Category Archives: Latest News

Why This Story Is Important

As a filmmaker, I’m passionate about Indigenous issues. Partly this was nurtured from my appreciation of culture being born into a migrant family. After my Tibet documentary, I wanted to focus on a story that highlighted the blatant injustice that continues to be shown towards Australian Indigenous people. “Banjo’s War” is a powerful story that not only highlights just how badly our governments treat Aboriginal people but it’s also a story of hope. A story about a community who have chosen to take their destiny in their own hands and to create what will be a legacy not only for their own children, grand-children and future generations, but a historical legacy for Australia.

As John Pilger said recently at a talk he gave in Sydney “Since the apology, Aboriginal poverty has got worse. The promised housing programme is a grim joke. No gap has even begun to be bridged.
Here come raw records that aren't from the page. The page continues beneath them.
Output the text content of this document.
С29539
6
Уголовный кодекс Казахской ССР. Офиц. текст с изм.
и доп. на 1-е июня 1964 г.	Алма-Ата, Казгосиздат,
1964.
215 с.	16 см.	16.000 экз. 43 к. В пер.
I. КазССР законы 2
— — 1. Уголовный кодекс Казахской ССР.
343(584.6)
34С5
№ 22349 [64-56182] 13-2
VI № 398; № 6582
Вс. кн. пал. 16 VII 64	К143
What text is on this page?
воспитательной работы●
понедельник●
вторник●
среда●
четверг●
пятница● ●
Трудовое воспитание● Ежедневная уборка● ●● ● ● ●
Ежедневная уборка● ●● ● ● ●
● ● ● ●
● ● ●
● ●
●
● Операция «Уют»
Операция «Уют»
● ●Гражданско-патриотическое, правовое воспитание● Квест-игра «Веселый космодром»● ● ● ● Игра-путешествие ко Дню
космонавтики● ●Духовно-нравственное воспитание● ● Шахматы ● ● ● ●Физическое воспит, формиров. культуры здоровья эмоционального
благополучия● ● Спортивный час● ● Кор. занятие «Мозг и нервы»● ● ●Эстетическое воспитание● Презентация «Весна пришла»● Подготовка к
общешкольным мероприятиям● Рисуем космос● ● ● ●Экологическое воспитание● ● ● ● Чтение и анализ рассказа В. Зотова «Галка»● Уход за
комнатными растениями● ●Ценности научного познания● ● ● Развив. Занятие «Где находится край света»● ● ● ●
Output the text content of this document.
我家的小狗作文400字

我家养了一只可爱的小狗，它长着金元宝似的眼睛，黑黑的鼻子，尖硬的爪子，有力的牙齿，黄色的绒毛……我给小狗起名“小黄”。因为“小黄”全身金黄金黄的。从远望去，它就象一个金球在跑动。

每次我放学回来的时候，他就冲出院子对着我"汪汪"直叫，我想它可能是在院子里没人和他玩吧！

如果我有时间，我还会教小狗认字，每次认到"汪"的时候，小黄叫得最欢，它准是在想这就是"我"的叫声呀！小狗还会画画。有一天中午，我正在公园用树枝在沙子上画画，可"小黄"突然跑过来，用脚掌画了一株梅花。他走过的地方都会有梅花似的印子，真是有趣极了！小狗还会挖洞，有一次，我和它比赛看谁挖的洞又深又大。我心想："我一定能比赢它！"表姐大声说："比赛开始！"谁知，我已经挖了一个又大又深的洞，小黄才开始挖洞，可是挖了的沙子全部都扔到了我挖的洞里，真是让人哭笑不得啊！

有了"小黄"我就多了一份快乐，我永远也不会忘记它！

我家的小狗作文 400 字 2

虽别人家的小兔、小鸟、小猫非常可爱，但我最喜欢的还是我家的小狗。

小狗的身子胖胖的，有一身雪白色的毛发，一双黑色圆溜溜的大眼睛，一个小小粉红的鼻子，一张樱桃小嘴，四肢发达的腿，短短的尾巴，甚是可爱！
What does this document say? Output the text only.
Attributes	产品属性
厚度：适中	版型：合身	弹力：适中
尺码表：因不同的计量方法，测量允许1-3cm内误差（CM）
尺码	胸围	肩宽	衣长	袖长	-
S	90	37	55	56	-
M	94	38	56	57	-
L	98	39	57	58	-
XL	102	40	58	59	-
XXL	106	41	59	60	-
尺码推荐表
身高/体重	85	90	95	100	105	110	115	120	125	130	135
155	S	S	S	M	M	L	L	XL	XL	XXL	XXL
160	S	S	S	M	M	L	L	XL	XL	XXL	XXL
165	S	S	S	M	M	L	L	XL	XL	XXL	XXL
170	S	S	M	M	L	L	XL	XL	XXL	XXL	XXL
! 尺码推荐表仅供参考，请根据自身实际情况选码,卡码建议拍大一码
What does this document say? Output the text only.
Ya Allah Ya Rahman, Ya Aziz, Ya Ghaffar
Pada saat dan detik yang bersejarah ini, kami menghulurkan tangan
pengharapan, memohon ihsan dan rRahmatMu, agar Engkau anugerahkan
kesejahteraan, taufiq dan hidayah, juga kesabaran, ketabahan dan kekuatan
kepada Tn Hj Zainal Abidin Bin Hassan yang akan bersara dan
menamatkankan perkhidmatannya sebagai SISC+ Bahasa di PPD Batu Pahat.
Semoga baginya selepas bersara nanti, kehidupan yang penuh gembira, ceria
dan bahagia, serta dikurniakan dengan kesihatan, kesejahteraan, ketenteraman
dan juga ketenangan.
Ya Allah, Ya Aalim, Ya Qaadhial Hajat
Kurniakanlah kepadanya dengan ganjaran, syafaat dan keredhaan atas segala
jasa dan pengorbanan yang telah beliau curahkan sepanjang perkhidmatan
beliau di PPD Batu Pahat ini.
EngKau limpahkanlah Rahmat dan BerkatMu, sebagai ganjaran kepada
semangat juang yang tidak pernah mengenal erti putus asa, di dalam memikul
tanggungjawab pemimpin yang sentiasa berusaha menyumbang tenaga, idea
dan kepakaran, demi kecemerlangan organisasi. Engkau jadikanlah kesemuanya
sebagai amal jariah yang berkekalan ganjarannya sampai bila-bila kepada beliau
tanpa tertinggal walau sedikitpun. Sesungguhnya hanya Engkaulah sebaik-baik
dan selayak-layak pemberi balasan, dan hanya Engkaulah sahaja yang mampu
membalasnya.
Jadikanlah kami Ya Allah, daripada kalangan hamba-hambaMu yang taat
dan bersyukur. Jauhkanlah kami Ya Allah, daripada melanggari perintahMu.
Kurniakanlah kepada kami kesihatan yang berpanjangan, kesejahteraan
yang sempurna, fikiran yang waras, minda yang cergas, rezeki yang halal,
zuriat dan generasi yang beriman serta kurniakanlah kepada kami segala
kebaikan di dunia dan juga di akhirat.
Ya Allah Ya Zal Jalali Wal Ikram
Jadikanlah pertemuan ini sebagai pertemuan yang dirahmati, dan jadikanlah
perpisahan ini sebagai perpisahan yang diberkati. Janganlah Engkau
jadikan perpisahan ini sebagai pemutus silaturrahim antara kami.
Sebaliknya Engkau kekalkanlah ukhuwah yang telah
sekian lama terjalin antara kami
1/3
Instead, the federal government has threatened communities in the Northern Territory that if they don’t hand over their precious freehold leases, they will be denied the basic services that we, in white Australia, take for granted.”

That’s why I’ve committed to making this documentary and to helping Richard and Banjo and the Alyawarr People tell this story, and the many stories they have. “Banjo’s War” is a part of Australian history – a story of hope and empowerment.

“Banjo’s War” is an important story – for everything it represents to all Australians and to all people, everywhere.


How It All Began

My name is Lara Damiani. I’m passionate about making documentaries that highlight the small man’s struggle. In February this year, I read a story that appeared in “The Age” about Banjo Morton and the Alyawarr People of Central Australia and their planned walk-off protest against the Government’s Intervention. The significance of this story was immediately apparent to me and I knew it was a story that I wanted to help tell through film. I contacted spokesperson Richard Downs who suggested I come and visit the community. I contacted my good friend photojournalist Rusty Stewart (who I met in 2008 as the official photographer for the Dalai Lama in Australia tours, a veteran photojournalist having worked in areas of conflict around the world and experienced in working with remote communities across Australia) and asked him if he wanted to come with me up to Honeymoon Bore to meet the community and start to begin to find a way to help tell their story. And that’s what we did. This blog will follow Banjo Morton and Richard Downs and the Alyawarr People in their dream to create their own utopia – a new community free of the government’s intervention. We’ll produce a feature documentary for international distribution – a story of hope and empowerment…a story of the way things should be.